Jackknife vs. Bootstrap: A Tale of Two Resamplers
Background
If you’ve ever dived into resampling methods, you’ve likely come across the jackknife and the bootstrap. They both aim to help us estimate uncertainty or bias without relying on strong parametric assumptions. And they sound similar: both create new datasets from the original one, and both involve recalculating the estimator across these datasets. So, what made the bootstrap, developed decades after the jackknife, such a big deal? Aren’t they too similar to be considered separate methods and have distinct properties?
This article walks through the key intuition behind these methods and explains why the bootstrap was a genuine innovation.
Notation
We observe a sample of data points \(X_1, X_2, \dots, X_n\), and we’re interested in an estimator \(\hat{\theta} = \hat{\theta}(X_1, \dots, X_n)\) such as the mean, median, or a regression coefficient. Our goal is to understand and quantify the variability or bias of \(\hat{\theta}\).
A Closer Look
Smooth and Non-smooth Data Quantities
Our upcoming discussion will evolve around the concept of smoothness. What does it mean for a quantity to be smooth? A smooth quantity is one that responds gradually to small changes in the data—technically, it’s a statistic that is continuous or even differentiable as a function of the data points. The mean is a classic example: if you nudge any individual value slightly, the overall mean shifts just a little. In contrast, non-smooth quantities like the median can change abruptly; removing or altering a single observation may cause the median to jump, especially in small samples.
The Jackknife
The jackknife, introduced by Quenouille and popularized by Tukey in the 1950s, works by systematically leaving out one observation at a time. For each \(i\), we compute \(\hat{\theta}^{(-i)}\), the estimator based on the dataset with the \(i\)th observation removed.

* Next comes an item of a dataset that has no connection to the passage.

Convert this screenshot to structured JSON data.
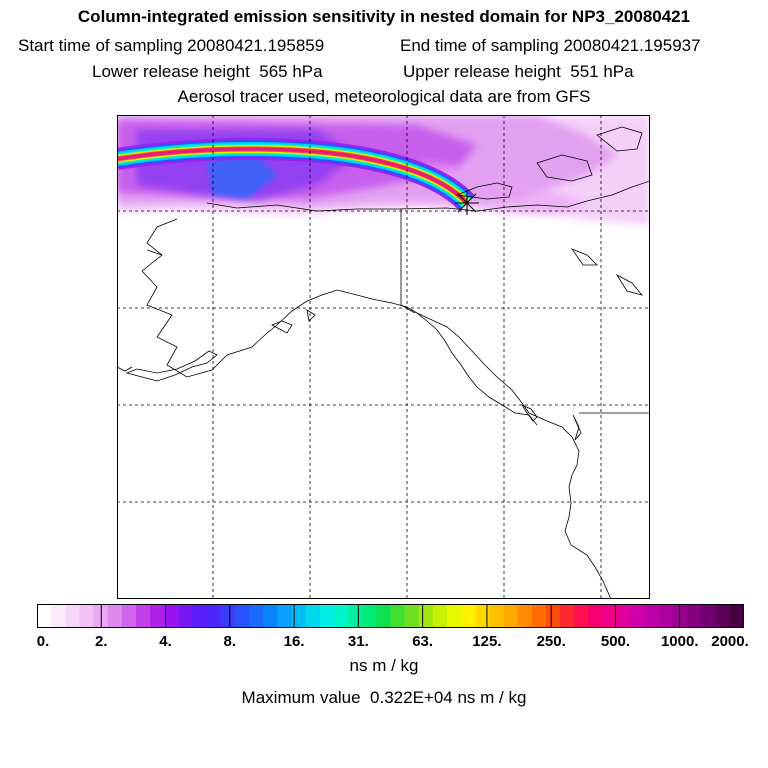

This gives us \(n\) estimates to work with: \[ \hat{\theta}^{(-1)}, \hat{\theta}^{(-2)}, \dots, \hat{\theta}^{(-n)} \]
These can be used to estimate the bias or variance of \(\hat{\theta}\). But the method assumes that the estimator behaves “smoothly” as data points change—a property that fails for medians, quantiles, and many modern estimators.
The Bootstrap
The bootstrap, invented by Bradley Efron in 1979, made a conceptual leap: instead of deleting one observation at a time, draw samples of size \(n\) from the data, with replacement. Each resample is like a new dataset: \[ X_1^*, X_2^*, \dots, X_n^* \sim \text{Empirical distribution of } \{X_1, \dots, X_n\} \]
Compute \(\hat{\theta}^*\) for each resample. Repeat this many times—hundreds or thousands—and you get a full approximation of the sampling distribution of \(\hat{\theta}\).

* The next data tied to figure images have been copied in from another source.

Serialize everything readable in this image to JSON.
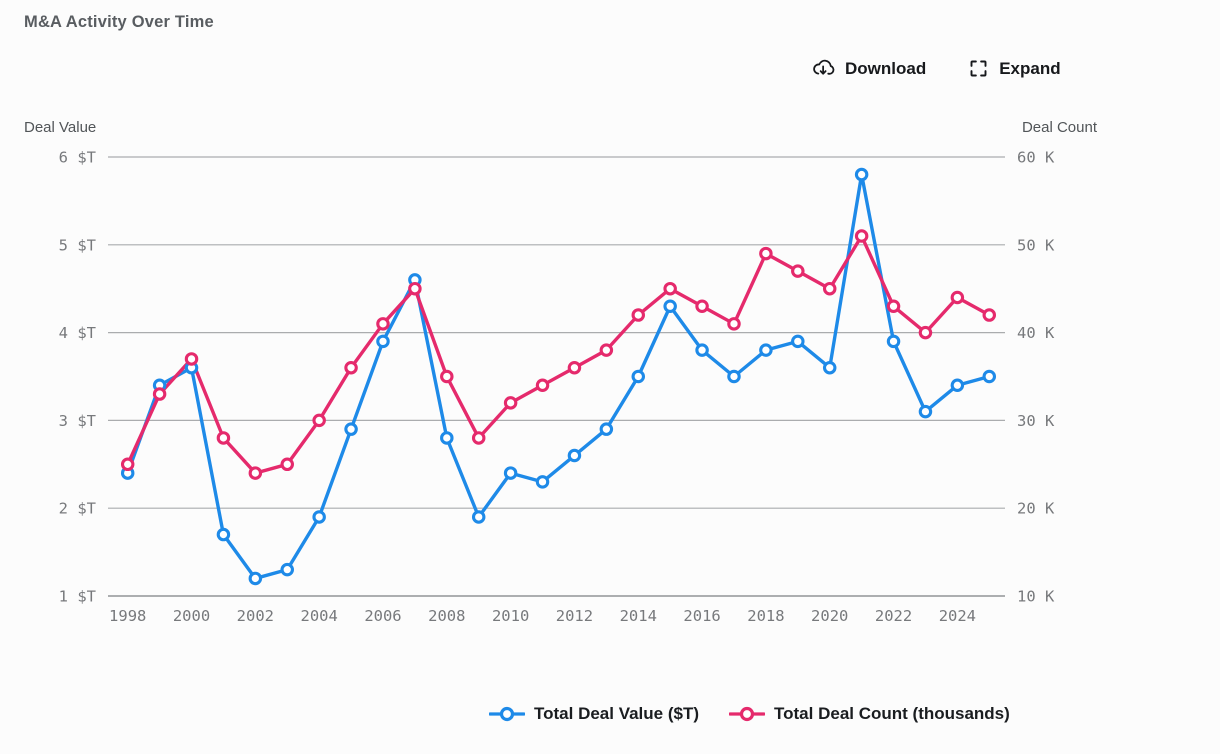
{
  "header": {
    "title": "M&A Activity Over Time"
  },
  "toolbar": {
    "download_label": "Download",
    "expand_label": "Expand",
    "icon_color": "#17191c"
  },
  "chart_data": {
    "type": "line",
    "title": "M&A Activity Over Time",
    "x": [
      1998,
      1999,
      2000,
      2001,
      2002,
      2003,
      2004,
      2005,
      2006,
      2007,
      2008,
      2009,
      2010,
      2011,
      2012,
      2013,
      2014,
      2015,
      2016,
      2017,
      2018,
      2019,
      2020,
      2021,
      2022,
      2023,
      2024,
      2025
    ],
    "x_tick_labels": [
      "1998",
      "2000",
      "2002",
      "2004",
      "2006",
      "2008",
      "2010",
      "2012",
      "2014",
      "2016",
      "2018",
      "2020",
      "2022",
      "2024"
    ],
    "left_axis": {
      "title": "Deal Value",
      "range": [
        1,
        6
      ],
      "tick_labels": [
        "1 $T",
        "2 $T",
        "3 $T",
        "4 $T",
        "5 $T",
        "6 $T"
      ]
    },
    "right_axis": {
      "title": "Deal Count",
      "range": [
        10,
        60
      ],
      "tick_labels": [
        "10 K",
        "20 K",
        "30 K",
        "40 K",
        "50 K",
        "60 K"
      ]
    },
    "grid": {
      "line_color": "#aaacae",
      "axis_line_color": "#7d8083",
      "tick_text_color": "#77797c"
    },
    "series": [
      {
        "name": "Total Deal Value ($T)",
        "axis": "left",
        "color": "#1e8ae8",
        "values": [
          2.4,
          3.4,
          3.6,
          1.7,
          1.2,
          1.3,
          1.9,
          2.9,
          3.9,
          4.6,
          2.8,
          1.9,
          2.4,
          2.3,
          2.6,
          2.9,
          3.5,
          4.3,
          3.8,
          3.5,
          3.8,
          3.9,
          3.6,
          5.8,
          3.9,
          3.1,
          3.4,
          3.5
        ]
      },
      {
        "name": "Total Deal Count (thousands)",
        "axis": "right",
        "color": "#e52a6c",
        "values": [
          25,
          33,
          37,
          28,
          24,
          25,
          30,
          36,
          41,
          45,
          35,
          28,
          32,
          34,
          36,
          38,
          42,
          45,
          43,
          41,
          49,
          47,
          45,
          51,
          43,
          40,
          44,
          42
        ]
      }
    ],
    "legend_position": "bottom"
  }
}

This approach doesn’t rely on linearity or smoothness. It works for medians, maximums, machine learning models—you name it. It does have limitations though. In an earlier article I discussed some of the situations in which the bootstrap fails. Fun fact: Bradley Efron is still a professor of statistics at Stanford and can often be spotted in the front row at department seminars.
Comparison
So why did we begin with defining smoothness? Because the jackknife estimates bias and variance by systematically leaving out one observation at a time, and it performs best when the estimator varies smoothly with the data. When that assumption breaks, as it does with non-smooth statistics, the jackknife can give misleading results—whereas the bootstrap often still performs well.
- Jackknife: Analytic, leaves out one data point at a time.
- Bootstrap: Simulation-based, creates synthetic datasets by resampling with replacement.
The bootstrap became feasible thanks to improvements in computing. It provided a practical, general-purpose way to get confidence intervals and bias corrections for almost any estimator—not just the well-behaved ones.
Bottom Line
The jackknife is elegant but limited; it works best for linear, smooth estimators.
The bootstrap is flexible and simulation-based, requiring no assumptions about estimator smoothness.
Bootstrap’s strength lies in approximating the full sampling distribution—even for complex estimators.
Where to Learn More
A great place to start is Efron and Tibshirani’s classic An Introduction to the Bootstrap. For those seeking for a technical challenge, look at advanced resampling chapters in texts like Wasserman’s All of Statistics or Hastie and Efron’s Computer Age Statistical Inference. You can never really go wrong with the latter two books.
References
Efron, B. (1992). Bootstrap methods: another look at the jackknife. In Breakthroughs in statistics: Methodology and distribution (pp. 569-593). New York, NY: Springer New York.
Efron, B., & Hastie, T. (2021). Computer age statistical inference, student edition: algorithms, evidence, and data science (Vol. 6). Cambridge University Press.
Quenouille, M. H. (1956). Notes on bias in estimation. Biometrika, 43(3/4), 353-360.
Tukey, J. (1958). Bias and confidence in not quite large samples. Ann. Math. Statist., 29, 614.
Wasserman, L. (2013). All of statistics: a concise course in statistical inference. Springer Science & Business Media.